Die Mikroökonomie - auch bekannt unter Mikroökonomik oder Mikrotheorie, ist ein Teil der Volkswirtschaftslehre. Sie beschäftigt sich mit den "kleineren" Teilnehmern, wie Haushalten und Unternehmen am Markt.

Wenn man so will, ist jeder, der in einem eigenen Haushalt lebt, selbst in seiner Mikroökonomie tätig.



Themenschwerpunkte der Mikroökonomie sind:



  • der Verbrauch und die Verteilung von knappen Ressourcen und Gütern durch Nachfrage und Angebot am Markt
  • wieviel des Einkommens sparen die Haushalte, welchen Teil geben sie aus und wie ändert sich dieses Verhältniss bei steigendem oder sinkenden Einkommen
  • wie verändern die Haushalte ihr Kaufverhalten bei sinkendem oder steigenden Einkommen
  • bis zu welcher Menge kauft ein Haushalt ein bestimmtes Produkt?
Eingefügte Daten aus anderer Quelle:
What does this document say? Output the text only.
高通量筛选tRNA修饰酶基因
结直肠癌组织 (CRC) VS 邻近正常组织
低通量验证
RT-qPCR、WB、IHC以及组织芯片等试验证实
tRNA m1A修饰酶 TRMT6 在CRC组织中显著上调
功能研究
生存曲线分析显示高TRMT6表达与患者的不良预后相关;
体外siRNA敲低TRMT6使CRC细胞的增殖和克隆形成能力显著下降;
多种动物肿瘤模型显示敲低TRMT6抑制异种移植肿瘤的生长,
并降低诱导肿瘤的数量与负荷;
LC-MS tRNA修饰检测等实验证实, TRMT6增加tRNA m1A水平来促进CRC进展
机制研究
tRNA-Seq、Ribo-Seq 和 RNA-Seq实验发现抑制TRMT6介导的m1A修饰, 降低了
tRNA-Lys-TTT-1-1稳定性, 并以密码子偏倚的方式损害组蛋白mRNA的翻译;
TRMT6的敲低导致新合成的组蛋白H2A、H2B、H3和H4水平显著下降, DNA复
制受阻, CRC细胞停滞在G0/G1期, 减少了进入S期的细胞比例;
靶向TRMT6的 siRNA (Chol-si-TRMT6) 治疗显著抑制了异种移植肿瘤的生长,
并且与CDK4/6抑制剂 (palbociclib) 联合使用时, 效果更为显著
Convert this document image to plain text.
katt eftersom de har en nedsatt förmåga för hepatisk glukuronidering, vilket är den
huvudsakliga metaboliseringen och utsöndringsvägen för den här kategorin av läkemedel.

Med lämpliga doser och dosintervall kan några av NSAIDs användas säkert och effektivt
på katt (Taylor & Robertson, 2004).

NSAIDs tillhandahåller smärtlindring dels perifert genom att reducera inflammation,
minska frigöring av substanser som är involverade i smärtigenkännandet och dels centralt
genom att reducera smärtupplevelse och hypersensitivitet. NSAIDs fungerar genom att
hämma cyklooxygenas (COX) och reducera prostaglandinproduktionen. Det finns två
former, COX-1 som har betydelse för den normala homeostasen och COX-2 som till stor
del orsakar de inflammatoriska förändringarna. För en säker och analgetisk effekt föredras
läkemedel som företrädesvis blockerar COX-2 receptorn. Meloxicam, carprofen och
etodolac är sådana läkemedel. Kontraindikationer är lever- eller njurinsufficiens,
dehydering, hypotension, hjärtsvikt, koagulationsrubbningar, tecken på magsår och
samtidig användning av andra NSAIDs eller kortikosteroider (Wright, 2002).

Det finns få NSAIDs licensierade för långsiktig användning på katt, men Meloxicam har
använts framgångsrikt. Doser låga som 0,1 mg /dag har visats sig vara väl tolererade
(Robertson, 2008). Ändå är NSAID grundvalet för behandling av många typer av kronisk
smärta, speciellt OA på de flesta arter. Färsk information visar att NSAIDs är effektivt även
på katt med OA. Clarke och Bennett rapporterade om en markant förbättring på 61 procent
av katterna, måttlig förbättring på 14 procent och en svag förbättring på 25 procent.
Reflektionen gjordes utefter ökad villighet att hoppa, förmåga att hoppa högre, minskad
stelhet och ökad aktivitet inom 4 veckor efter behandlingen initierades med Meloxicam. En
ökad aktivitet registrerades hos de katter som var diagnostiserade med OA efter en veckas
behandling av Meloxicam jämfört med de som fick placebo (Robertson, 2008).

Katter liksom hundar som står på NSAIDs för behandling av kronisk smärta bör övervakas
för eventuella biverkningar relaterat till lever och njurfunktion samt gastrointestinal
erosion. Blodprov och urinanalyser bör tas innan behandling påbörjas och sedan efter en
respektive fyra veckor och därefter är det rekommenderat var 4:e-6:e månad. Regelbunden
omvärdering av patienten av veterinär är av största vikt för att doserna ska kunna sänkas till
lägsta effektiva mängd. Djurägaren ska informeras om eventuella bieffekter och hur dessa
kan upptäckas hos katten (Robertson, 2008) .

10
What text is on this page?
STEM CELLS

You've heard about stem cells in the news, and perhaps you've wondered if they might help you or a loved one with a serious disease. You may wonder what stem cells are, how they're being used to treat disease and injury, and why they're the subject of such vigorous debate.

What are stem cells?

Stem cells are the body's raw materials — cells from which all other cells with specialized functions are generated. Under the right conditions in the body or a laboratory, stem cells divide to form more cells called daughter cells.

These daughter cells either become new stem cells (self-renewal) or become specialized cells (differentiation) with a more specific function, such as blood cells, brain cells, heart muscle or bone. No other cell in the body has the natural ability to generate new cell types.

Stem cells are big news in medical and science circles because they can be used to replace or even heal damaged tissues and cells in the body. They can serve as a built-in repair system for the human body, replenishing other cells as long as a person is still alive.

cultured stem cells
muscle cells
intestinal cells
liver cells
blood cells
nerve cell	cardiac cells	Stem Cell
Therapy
Wie viele zusätzlich konsumierte Einheiten eines Produkts bringen dabei noch einen zusätzlichen Nutzen für den Haushalt?


Die Mikroökonomie arbeitet vorwiegend mit dem einfachen Modell des Wirtschaftskreislaufes, d.h. die Haushalte bieten den Unternehmen die Produktionsfaktoren (Arbeit, Kapital und Boden) und fragen gleichzeitig die produzierten Güter und angebotenen Dienstleistungen der Unternehmen nach.